Para se exercitar a paciência é preciso uma generosa e grande dose... de paciência, por ela própria. Sábia e senhora da arte de contenção, perante todo e qualquer estímulo exterior, ou interior, que se nos desarticula o pensamento, desalinha os eixos do atino, ou até mesmo das hormonas (sempre elas, tirania-da-perseguição), ela é uma mulher pesada, robusta e anafada de técnicas subtis conjugadas.
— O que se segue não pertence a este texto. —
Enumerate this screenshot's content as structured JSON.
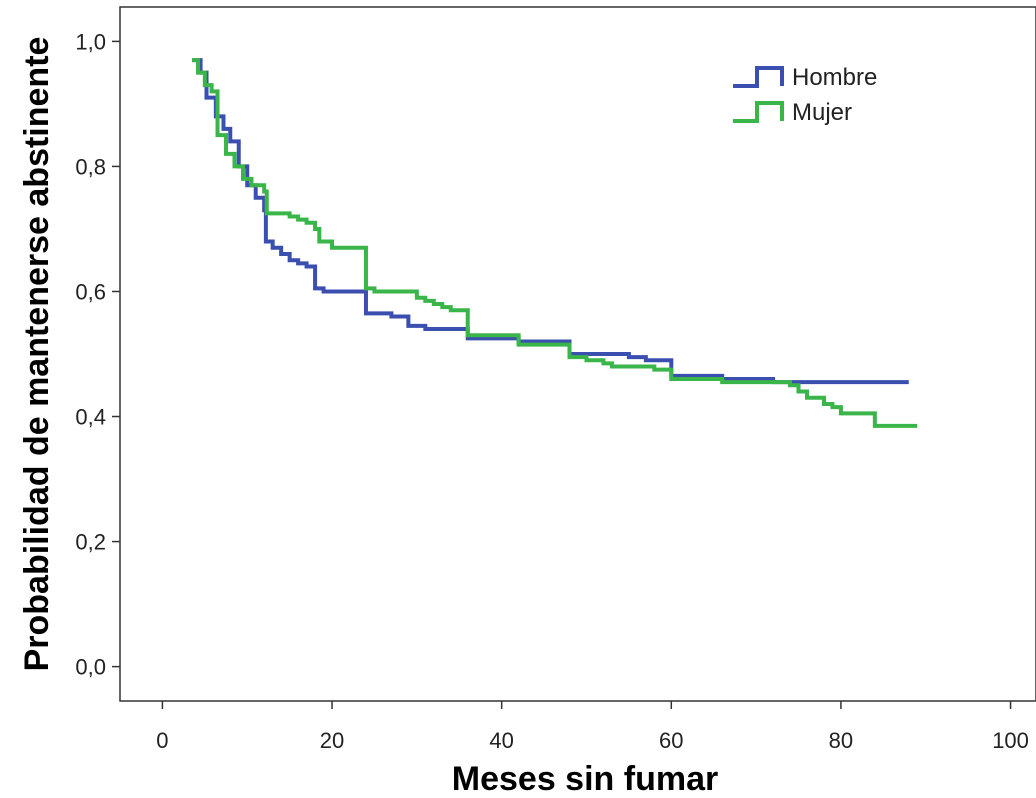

E, hoje, parece, para se adquirir essas técnicas de estado “zen” (i.e.: sou átomo etéreo: este mundo não é real, vanessa dixit) é preciso aprender primeiro, imagine-se, com outras milenares, como o zazen, a meditação zen budista, meditação transcendental, a mímica (um mimo!) e outros universos tão ou mais “este-é-o-meu-corpo-mas-eu-aqui-não-estou-topas?”. Topo.
Mas, nos últimos tempos, tenho-me apercebido que todas essas “técnicas”, qualquer que seja a “origem ou religião” (ou mimetismo), derivaram de uma outra técnica que, de tão óbvia, nos passa despercebida. BUFAR! Quem nunca ouviu alguém chamar-nos a atenção: “não bufes que não te adianta!” Topam? “Não bufes que não te adianta”: brilhante. Já vejo a Eva (ou lá o nome que ela tinha, se tinha) a tentar grunhir ao Adão (sou mulher, então é natural que veja as coisas por este prisma, sem qualquer senso de neutralidade), bufando, abanando-o, para que ele se acalmesse só porque não conseguiu caçar um dinossauro-bebé, porque ele é mais veloz que as pedras que ele lhe atirava).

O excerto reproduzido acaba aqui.